- Arnavutköy'deyiz. Sevdiğiniz bir semt burası, değil mi?
- Denize, doğaya yakın olmayı seviyorum. Burada yürüyüş yapabilme imkanım var. Semtin iç kısımlarındaki doku da çok güzel. Yazları bana Ege sahil kasabası gibi geliyor burası. Aslında hâlâ hayalini kurduğum yerde yaşamıyorum çünkü imkansız bir şey istiyorum: Şehrin içinde sessiz bir yer.
- Söz ve beste yaparken sessizliğe ihtiyaç duyuyor musunuz?

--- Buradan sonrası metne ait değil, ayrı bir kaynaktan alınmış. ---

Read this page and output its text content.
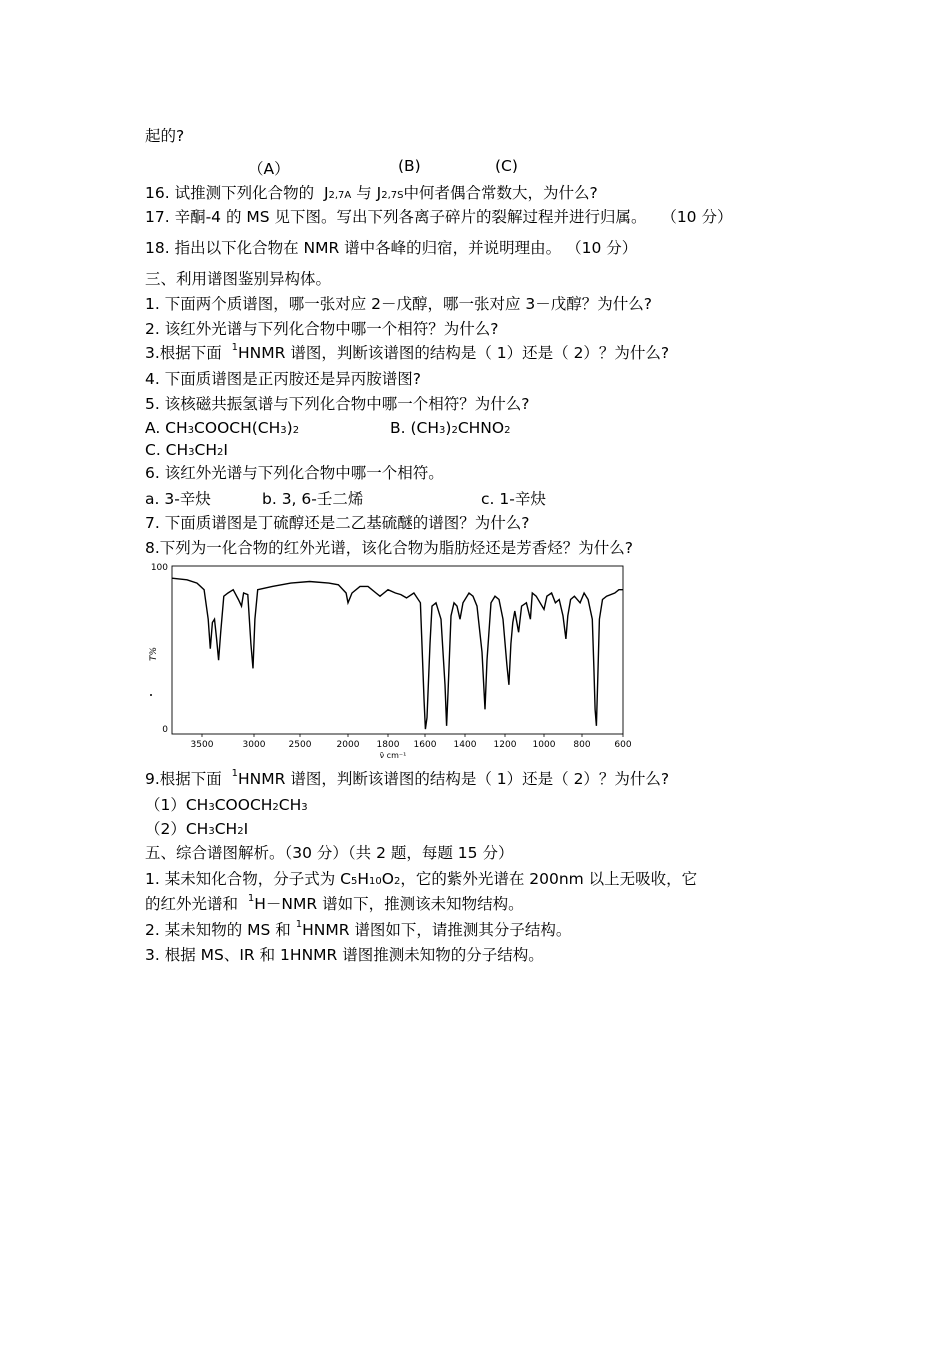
起的?
（A）	(B)	(C)
16. 试推测下列化合物的 J2,7A 与 J2,7S中何者偶合常数大，为什么?
17. 辛酮-4 的 MS 见下图。写出下列各离子碎片的裂解过程并进行归属。 （10 分）
18. 指出以下化合物在 NMR 谱中各峰的归宿，并说明理由。 （10 分）
三、利用谱图鉴别异构体。
1. 下面两个质谱图，哪一张对应 2－戊醇，哪一张对应 3－戊醇？为什么?
2. 该红外光谱与下列化合物中哪一个相符？为什么?
3.根据下面 $^1$HNMR 谱图，判断该谱图的结构是（ 1）还是（ 2）？为什么?
4. 下面质谱图是正丙胺还是异丙胺谱图?
5. 该核磁共振氢谱与下列化合物中哪一个相符？为什么?
A. CH3COOCH(CH3)2	B. (CH3)2CHNO2
C. CH3CH2I
6. 该红外光谱与下列化合物中哪一个相符。
a. 3-辛炔	b. 3, 6-壬二烯	c. 1-辛炔
7. 下面质谱图是丁硫醇还是二乙基硫醚的谱图？为什么?
8.下列为一化合物的红外光谱，该化合物为脂肪烃还是芳香烃？为什么?
3500	3000	2500	2000 1800 1600 1400 1200 1000 800	600
100
0
T%
ν̄ cm⁻¹
9.根据下面 $^1$HNMR 谱图，判断该谱图的结构是（ 1）还是（ 2）？为什么?
（1）CH3COOCH2CH3
（2）CH3CH2I
五、综合谱图解析。（30 分）（共 2 题，每题 15 分）
1. 某未知化合物，分子式为 C5H10O2，它的紫外光谱在 200nm 以上无吸收，它
的红外光谱和 $^1$H－NMR 谱如下，推测该未知物结构。
2. 某未知物的 MS 和 $^1$HNMR 谱图如下，请推测其分子结构。
3. 根据 MS、IR 和 1HNMR 谱图推测未知物的分子结构。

- Dönemsel olarak değişiyor sanırım. Çok uzun süreler şehrin göbeğinde, Cihangir ve Nişantaşı'nda yaşadım. Oldukça gürültülü yerler... Ama şehrin o dinamizminin beni beslediği, sosyal hayatımın çok yoğun olduğu zamanlar oldu. O sıralarda da çok yaratıcıydım hakikaten. Ama şimdi ruhumun biraz daha dinginliğe, sessizliğe ihtiyacı olduğunu hissediyorum. Eskisinden daha fazla doğaya yakın olmak istiyorum. Özellikle son birkaç senedir daha fazla kaçma isteğim var. Bütün boş vakitlerimde seyahat ediyorum, İstanbul'a bir-iki saatlik mesafelerdeki yerlere gidiyorum. Kaçamak noktalarım var.
- O kaçamak noktaları nereler?
- Kilyos, Rumeli Kavağı...
- Cuma günü yayınlanan yeni şarkınız adı Ben Fena Aşığım. Neden fena?

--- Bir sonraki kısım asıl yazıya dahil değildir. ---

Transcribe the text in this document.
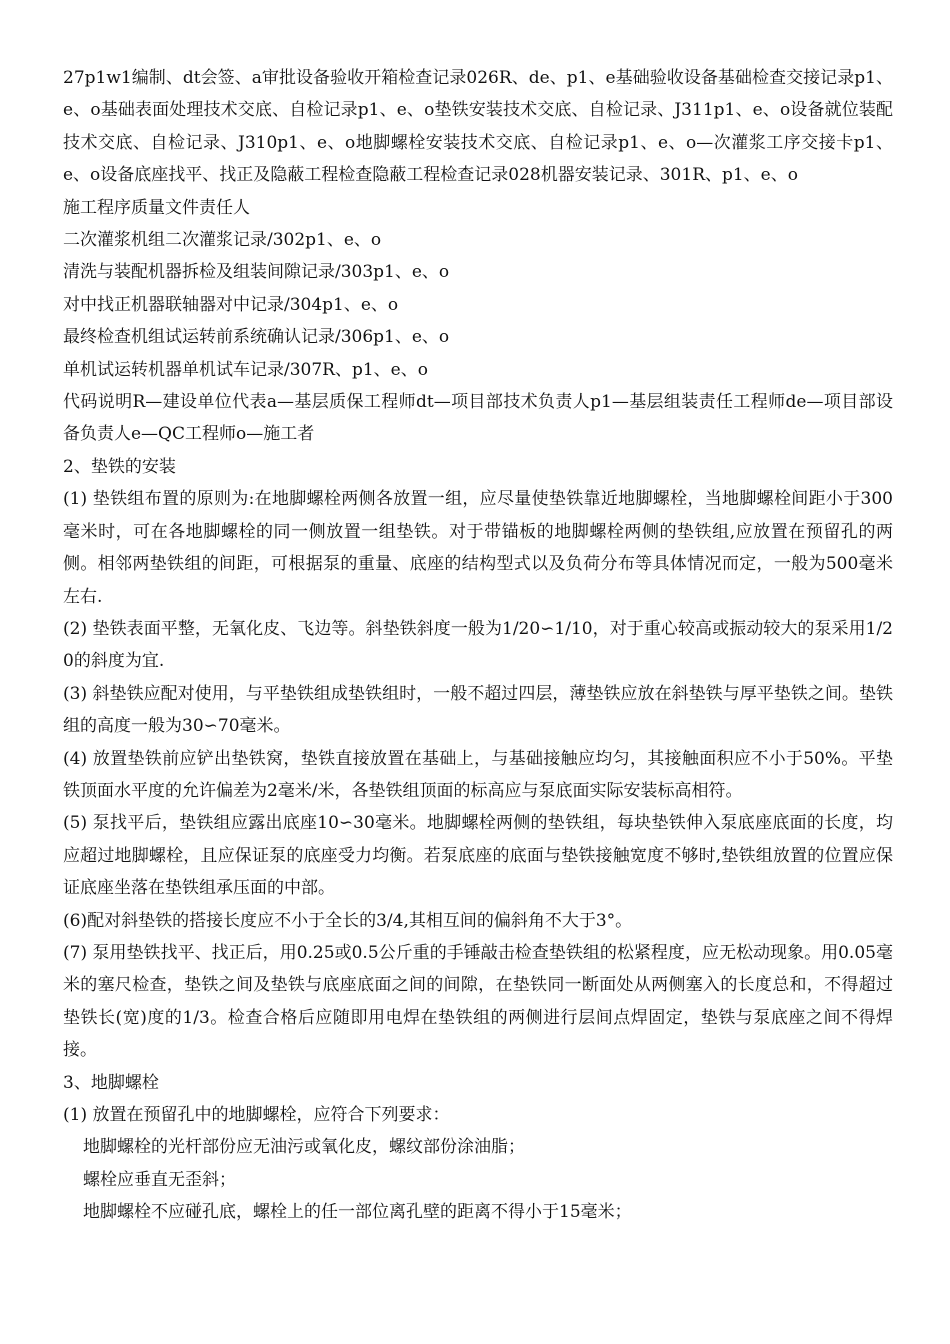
27p1w1编制、dt会签、a审批设备验收开箱检查记录026R、de、p1、e基础验收设备基础检查交接记录p1、e、o基础表面处理技术交底、自检记录p1、e、o垫铁安装技术交底、自检记录、J311p1、e、o设备就位装配技术交底、自检记录、J310p1、e、o地脚螺栓安装技术交底、自检记录p1、e、o—次灌浆工序交接卡p1、e、o设备底座找平、找正及隐蔽工程检查隐蔽工程检查记录028机器安装记录、301R、p1、e、o

施工程序质量文件责任人

二次灌浆机组二次灌浆记录/302p1、e、o

清洗与装配机器拆检及组装间隙记录/303p1、e、o

对中找正机器联轴器对中记录/304p1、e、o

最终检查机组试运转前系统确认记录/306p1、e、o

单机试运转机器单机试车记录/307R、p1、e、o

代码说明R—建设单位代表a—基层质保工程师dt—项目部技术负责人p1—基层组装责任工程师de—项目部设备负责人e—QC工程师o—施工者

2、垫铁的安装

(1) 垫铁组布置的原则为:在地脚螺栓两侧各放置一组，应尽量使垫铁靠近地脚螺栓，当地脚螺栓间距小于300毫米时，可在各地脚螺栓的同一侧放置一组垫铁。对于带锚板的地脚螺栓两侧的垫铁组,应放置在预留孔的两侧。相邻两垫铁组的间距，可根据泵的重量、底座的结构型式以及负荷分布等具体情况而定，一般为500毫米左右.

(2) 垫铁表面平整，无氧化皮、飞边等。斜垫铁斜度一般为1/20∽1/10，对于重心较高或振动较大的泵采用1/20的斜度为宜.

(3) 斜垫铁应配对使用，与平垫铁组成垫铁组时，一般不超过四层，薄垫铁应放在斜垫铁与厚平垫铁之间。垫铁组的高度一般为30∽70毫米。

(4) 放置垫铁前应铲出垫铁窝，垫铁直接放置在基础上，与基础接触应均匀，其接触面积应不小于50%。平垫铁顶面水平度的允许偏差为2毫米/米，各垫铁组顶面的标高应与泵底面实际安装标高相符。

(5) 泵找平后，垫铁组应露出底座10∽30毫米。地脚螺栓两侧的垫铁组，每块垫铁伸入泵底座底面的长度，均应超过地脚螺栓，且应保证泵的底座受力均衡。若泵底座的底面与垫铁接触宽度不够时,垫铁组放置的位置应保证底座坐落在垫铁组承压面的中部。

(6)配对斜垫铁的搭接长度应不小于全长的3/4,其相互间的偏斜角不大于3°。

(7) 泵用垫铁找平、找正后，用0.25或0.5公斤重的手锤敲击检查垫铁组的松紧程度，应无松动现象。用0.05毫米的塞尺检查，垫铁之间及垫铁与底座底面之间的间隙，在垫铁同一断面处从两侧塞入的长度总和，不得超过垫铁长(宽)度的1/3。检查合格后应随即用电焊在垫铁组的两侧进行层间点焊固定，垫铁与泵底座之间不得焊接。

3、地脚螺栓

(1) 放置在预留孔中的地脚螺栓，应符合下列要求：

地脚螺栓的光杆部份应无油污或氧化皮，螺纹部份涂油脂；

螺栓应垂直无歪斜；

地脚螺栓不应碰孔底，螺栓上的任一部位离孔壁的距离不得小于15毫米；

- Aşk zaten galiba öyle bir şey. Hem çok güzel, hem de "Bu çok fena bir duygu" da diyebiliyoruz. Baş etmesi zor. Âşık olduğumuz dönemler insanın kendinden vazgeçtiği, birine büyük hayranlık yüklediği anlar, dönemler. Bu da insanı telaşa sürüklüyor.